DW África: E houve também um ataque contra outros colaboradores vossos, nomeadamente comentadores e analistas...

LC: Sim, além do que aconteceu, estamos a falar também de perseguições aos nossos comentadores Luís Vaz Martins e o Dr. Rui Landim, que, neste momento, estão em lugares seguros... mas, na verdade, não estão porque neste momento toda a Guiné-Bissau está insegura. Portanto, como responsável máximo da Rádio Capital, fiquei chocado, "digerindo" esta situação, sobretudo [ao pensar] nas vidas humanas, que estão em jogo neste momento.

DW África: Há feridos que precisam de mais cuidados neste momento?

Ataque à Rádio Capital FM foi ao segundo em menos de dois anos. O outro (na foto) ocorreu em julho de 2020Foto: DW/D. Iancuba

LC: Quem se encontra gravemente ferida é a nossa colega Maimuna Bari. Estamos a diligenciar, neste momento, junto com o Sindicatos dos Jornalistas da Guiné-Bissau, para poder evacuá-la de Bissau com destino a Portugal. Estamos a trabalhar para isso e, provavelmente, ela poderá ter sorte e sair do país. Segundo os relatos médicos, ela está numa situação caótica e é preciso que tenha um acompanhamento especializado, que não existe na Guiné-Bissau.

DW África: Tendo em conta estes ataques, como é que vê o futuro da Rádio Capital FM? Há viabilidade para poderem continuar?

LC: Não há viabilidade ou certeza de que poderemos voltar às emissões brevemente, porque estamos descapitalizados.
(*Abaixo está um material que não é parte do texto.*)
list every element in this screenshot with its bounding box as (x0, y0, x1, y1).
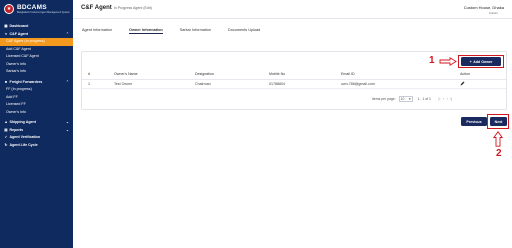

Mas a Rádio Capital nunca resignará. Isso está fora de questão. Nós emergimos neste país e fazemos parte da Guiné-Bissau. Os ouvintes têm crédito na Rádio Capital FM. Se desistirmos, seremos uma desilusão para a maior parte dos guineenses. Não podemos fazer isso. É a nossa profissão e os riscos são inerentes. Portanto, um dia, tarde ou cedo, retomaremos as nossas emissões. 

DW África: Lassana Cassamá, sabemos que ainda não há indicações sobre quem são os autores deste crime. Mas na sua opinião, quem são os responsáveis por estes atentados?

LC: Em toda esta dinâmica, eu diria que o Ministério do Interior é o responsável número um pelo assalto à Rádio Capital. Porquê? Porque, quando houve o primeiro ataque, em julho de 2020, o Ministério colocou lá homens seus. Os homens do Ministério do Interior é que andavam a assegurar a rádio, desde 2020. Portanto, não se entende como é possível que outro grupo, desconhecido deste Ministério, chegue à rádio para assaltá-la, disparando contra todos os equipamentos e todas as pessoas, sem que haja uma reação a respeito disso.

[Por outro lado,] o comissário da Polícia de Ordem Pública já deu uma conferência de imprensa dizendo que era "um ato isolado". Mas como é que ele afirmou isso sem ter recolhido os elementos no terreno? A equipa [de investigação criminal] ainda estava na rádio. Portanto, há "muitas coincidências", há muita confusão e muitas dúvidas sobre o que de facto aconteceu na Rádio Capital FM.